На перемене я нашел Лебедева в беседке, за спортплощадкой. Он стоял в гордом одиночестве и курил, неторопливо пуская колечками сигаретный дым. Увидев меня, Петр самодовольно ухмыльнулся. Я ударил его с ходу, в левую скулу. Он крякнул и зажав рукой лицо, начал  приседать,  я обхватил его шею и свалил на землю, впечатав лицом в бетонный заплеванный пол беседки.

– Еще раз Татьяне нагрубишь – порву тебя, как тузик грелку!

Медленно встав, я отряхнул руки. На его щеке набухал огромный, пока еще лиловый синяк.

– Круглый, ты ответишь за это…

– Тебе мало, урод?!

Он привстал, отряхнул джинсовый костюм, и медленно пошел к школе, покашливая:

– Больной псих…

Я оперся локтями на деревянные перила беседки, и посмотрел вдаль, где на нашем бывшем футбольном поле строился магазин «Магнит».

– Не любишь ты Лебедева, – послышалось за спиной. Резко обернувшись, я увидел улыбающегося Юрку Сафронова.

– Он не телка, чтобы его любить.

– Серый, ты мне скажи, как другу, ты что, втюрился в нашу Таню? Или  просто в трусики к ней хочешь залезть?

– Не твое дело…

– Ты меня послушай. У нее мужик – шкаф: два на два, да еще опером в милиции работает. Она с ним вроде как в разводе, но он все равно к ней ездит. Так нахлобучит, что и  твое карате  не поможет.
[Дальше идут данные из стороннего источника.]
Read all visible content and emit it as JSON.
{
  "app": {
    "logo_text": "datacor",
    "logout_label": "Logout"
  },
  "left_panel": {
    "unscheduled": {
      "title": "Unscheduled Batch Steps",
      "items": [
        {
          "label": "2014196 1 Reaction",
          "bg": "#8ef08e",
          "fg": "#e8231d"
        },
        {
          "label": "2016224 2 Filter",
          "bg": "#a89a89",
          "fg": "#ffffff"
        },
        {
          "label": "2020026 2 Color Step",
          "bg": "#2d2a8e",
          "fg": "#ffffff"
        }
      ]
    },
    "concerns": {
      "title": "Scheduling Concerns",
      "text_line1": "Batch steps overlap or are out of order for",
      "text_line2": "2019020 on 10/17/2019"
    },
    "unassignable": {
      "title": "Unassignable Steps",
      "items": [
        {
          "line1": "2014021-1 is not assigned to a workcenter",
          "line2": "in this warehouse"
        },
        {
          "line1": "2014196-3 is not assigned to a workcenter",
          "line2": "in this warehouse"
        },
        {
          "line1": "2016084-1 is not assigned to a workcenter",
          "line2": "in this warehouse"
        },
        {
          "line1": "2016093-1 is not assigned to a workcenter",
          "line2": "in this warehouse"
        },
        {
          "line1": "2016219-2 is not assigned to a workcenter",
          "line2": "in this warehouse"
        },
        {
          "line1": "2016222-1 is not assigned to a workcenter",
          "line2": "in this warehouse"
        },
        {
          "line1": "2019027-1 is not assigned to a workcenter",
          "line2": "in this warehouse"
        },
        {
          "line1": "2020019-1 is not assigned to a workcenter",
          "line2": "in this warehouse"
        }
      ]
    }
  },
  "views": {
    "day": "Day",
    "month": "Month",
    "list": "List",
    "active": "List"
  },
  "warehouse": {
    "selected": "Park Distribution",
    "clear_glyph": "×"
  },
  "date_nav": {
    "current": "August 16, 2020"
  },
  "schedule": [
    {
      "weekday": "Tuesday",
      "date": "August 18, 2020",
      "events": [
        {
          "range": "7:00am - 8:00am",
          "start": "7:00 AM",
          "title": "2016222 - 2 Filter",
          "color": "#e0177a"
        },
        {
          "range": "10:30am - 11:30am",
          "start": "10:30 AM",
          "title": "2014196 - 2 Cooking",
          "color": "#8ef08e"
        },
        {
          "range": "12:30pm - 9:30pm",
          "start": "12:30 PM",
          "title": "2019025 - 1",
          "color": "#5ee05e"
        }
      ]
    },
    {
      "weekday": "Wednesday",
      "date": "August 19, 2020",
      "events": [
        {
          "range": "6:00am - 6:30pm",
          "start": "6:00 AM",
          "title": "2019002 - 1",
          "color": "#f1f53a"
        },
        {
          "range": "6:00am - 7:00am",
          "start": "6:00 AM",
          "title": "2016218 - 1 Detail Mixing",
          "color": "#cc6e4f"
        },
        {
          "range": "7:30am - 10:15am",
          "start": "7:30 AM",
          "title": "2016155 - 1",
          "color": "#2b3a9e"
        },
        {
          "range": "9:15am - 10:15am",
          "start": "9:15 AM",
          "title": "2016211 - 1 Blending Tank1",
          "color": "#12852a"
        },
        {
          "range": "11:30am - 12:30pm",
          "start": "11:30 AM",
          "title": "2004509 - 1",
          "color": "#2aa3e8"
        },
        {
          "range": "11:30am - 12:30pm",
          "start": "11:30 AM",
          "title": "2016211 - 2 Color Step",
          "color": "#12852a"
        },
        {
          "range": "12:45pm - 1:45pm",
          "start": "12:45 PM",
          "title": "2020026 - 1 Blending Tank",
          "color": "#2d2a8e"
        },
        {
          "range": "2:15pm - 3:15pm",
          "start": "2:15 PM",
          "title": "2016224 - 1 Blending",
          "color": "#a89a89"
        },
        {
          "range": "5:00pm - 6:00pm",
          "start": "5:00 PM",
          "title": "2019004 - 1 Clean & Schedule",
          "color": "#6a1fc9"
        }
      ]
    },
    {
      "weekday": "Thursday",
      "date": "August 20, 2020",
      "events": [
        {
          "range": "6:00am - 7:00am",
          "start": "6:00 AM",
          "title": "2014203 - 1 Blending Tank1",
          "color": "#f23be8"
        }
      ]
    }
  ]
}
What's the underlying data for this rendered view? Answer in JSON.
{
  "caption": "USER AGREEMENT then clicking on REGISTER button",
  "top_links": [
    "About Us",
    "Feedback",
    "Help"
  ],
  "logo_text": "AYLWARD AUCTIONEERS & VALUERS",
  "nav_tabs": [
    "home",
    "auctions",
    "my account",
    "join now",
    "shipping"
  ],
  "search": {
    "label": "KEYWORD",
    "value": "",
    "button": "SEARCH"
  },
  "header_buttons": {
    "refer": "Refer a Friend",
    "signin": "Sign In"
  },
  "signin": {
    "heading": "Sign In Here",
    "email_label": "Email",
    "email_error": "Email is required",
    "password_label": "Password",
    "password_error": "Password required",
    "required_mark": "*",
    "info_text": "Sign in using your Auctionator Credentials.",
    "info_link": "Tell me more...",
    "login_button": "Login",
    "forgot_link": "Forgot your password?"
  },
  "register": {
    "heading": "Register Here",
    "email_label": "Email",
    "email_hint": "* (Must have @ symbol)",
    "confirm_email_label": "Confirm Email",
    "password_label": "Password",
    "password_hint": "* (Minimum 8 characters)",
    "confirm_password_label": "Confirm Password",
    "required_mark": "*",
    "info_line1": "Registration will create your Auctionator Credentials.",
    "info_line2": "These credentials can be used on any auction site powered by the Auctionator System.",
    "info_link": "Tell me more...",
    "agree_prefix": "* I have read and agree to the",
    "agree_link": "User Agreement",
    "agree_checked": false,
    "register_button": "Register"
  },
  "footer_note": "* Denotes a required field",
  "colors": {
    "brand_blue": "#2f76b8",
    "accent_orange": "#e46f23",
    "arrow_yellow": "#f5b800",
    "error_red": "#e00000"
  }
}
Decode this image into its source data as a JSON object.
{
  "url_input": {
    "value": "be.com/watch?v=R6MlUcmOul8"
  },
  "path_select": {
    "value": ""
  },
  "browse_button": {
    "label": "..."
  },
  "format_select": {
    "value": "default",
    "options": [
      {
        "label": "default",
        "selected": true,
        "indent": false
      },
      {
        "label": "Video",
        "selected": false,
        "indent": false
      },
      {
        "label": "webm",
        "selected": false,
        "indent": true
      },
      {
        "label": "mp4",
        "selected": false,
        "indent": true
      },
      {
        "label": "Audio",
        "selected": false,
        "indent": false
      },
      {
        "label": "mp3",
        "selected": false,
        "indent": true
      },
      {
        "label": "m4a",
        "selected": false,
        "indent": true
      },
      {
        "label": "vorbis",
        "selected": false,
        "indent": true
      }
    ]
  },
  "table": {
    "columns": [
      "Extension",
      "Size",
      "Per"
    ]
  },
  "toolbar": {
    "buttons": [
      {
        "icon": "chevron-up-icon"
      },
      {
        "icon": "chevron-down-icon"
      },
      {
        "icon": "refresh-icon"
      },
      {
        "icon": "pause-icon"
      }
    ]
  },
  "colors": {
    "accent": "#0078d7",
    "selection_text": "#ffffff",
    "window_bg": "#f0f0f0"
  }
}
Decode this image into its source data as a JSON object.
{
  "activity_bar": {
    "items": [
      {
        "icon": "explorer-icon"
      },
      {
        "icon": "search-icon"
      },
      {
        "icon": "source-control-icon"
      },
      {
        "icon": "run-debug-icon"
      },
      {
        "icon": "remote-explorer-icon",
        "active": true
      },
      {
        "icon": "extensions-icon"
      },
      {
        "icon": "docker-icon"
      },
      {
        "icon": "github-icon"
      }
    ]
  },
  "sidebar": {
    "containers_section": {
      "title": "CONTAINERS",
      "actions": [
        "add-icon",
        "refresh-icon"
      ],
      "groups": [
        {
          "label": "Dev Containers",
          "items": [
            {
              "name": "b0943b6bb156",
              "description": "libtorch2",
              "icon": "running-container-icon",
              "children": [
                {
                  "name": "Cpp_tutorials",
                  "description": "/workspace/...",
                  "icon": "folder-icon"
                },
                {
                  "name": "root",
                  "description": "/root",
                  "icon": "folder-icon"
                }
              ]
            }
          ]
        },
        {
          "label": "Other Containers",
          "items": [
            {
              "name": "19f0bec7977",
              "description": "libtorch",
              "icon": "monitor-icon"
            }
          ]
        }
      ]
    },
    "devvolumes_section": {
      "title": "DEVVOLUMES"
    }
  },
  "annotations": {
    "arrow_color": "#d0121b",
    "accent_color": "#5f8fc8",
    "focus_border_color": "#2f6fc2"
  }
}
– И откуда ты все знаешь, Штирлиц?

– Ты че дурак? Я же тебе давно говорил, мы в одном дворе живем, у нее дом напротив. И дочка у нее еще, лет шести.

– Ладно, поживем-увидим. Пойдем, а то на урок опоздаем…

2

Через неделю писали сочинение на тему: «Что такое любовь?» В конце я написал ей признание: « Я Люблю Вас, Татьяна Викторовна, и полюбил вас с первой минуты, как только увидел. Мое сердце, моя душа принадлежит вам, хотя я и недостоин и капли вашего внимания, но мне легче становиться жить и дышать, зная, что рядом такой светлый человек, как вы…»

После уроков она попросила меня остаться.

– Сережа, с тобой все в порядке?

Я опустил глаза в пол. То, что легко было написать, нелегко было произнести вслух. Татьяна Викторовна нахмурилась, постукивая ручкой по столу.

– Не торопись взрослеть, Сережа, у тебя все еще впереди,– она протянула мне тетрадь,– а сочинение перепиши.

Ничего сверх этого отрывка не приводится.